Jinzhao Song, who specialises in point-of-care diagnostic systems at the University of Pennsylvania, US, believes the detection of human respiratory pathogens using this device is definitely possible. ‘Mass production of this silicon chip needs to be considered. With smartphone apps and cloud development, [this device] could be improved for spatiotemporal monitoring and mapping of the Covid-19 spread.’

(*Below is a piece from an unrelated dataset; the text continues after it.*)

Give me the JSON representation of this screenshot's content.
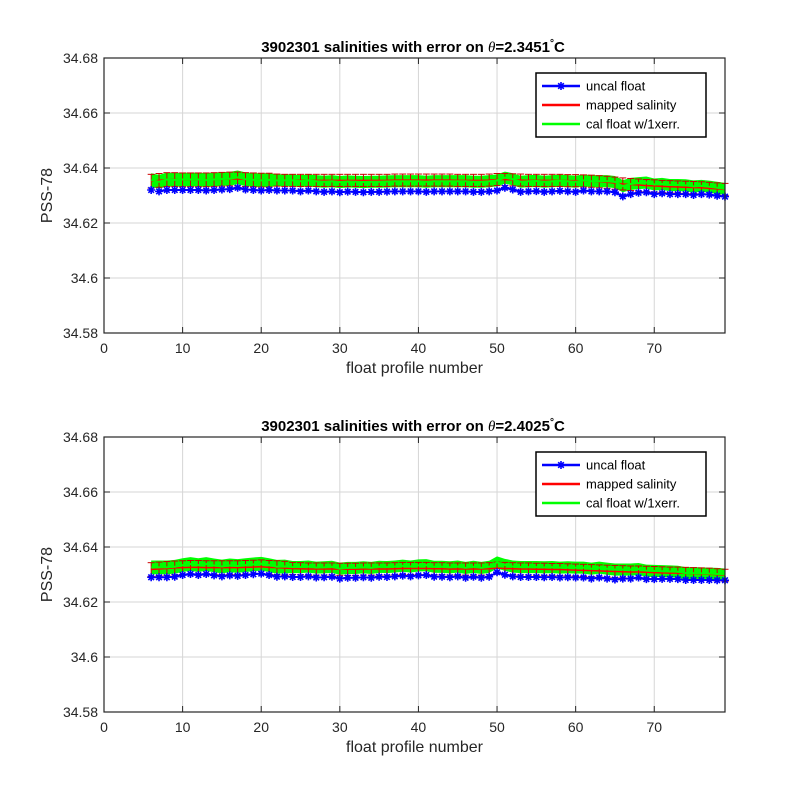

‘I think the potential for Sars-CoV-2 detection is clear [although] Sars-CoV-2 is a totally different family of virus from the equine viruses [Cunningham] studied here,’ adds Robert Meagher, who develops diagnostic devices for infectious diseases at Sandia National Laboratories, US. ‘The biggest unknown to me is really whether the level of Sars-CoV-2 collected in a swab is going to be within the detection limit of this assay. I expect the method would translate to humans instead of horses, and to other types of enveloped viruses including coronaviruses, [but] the utility for Sars-CoV-2 really comes down to how the pathogen presents in humans, and what levels you need to be able to detect to make a reliable diagnosis.’

Cunningham’s team is busy creating RT-Lamp primers for Sars-CoV-2 and testing a system that uses nasal swabs or saliva for the test material. They are also exploring ways to reduce the manufacturing costs and enable rapid commercial scaling of their device.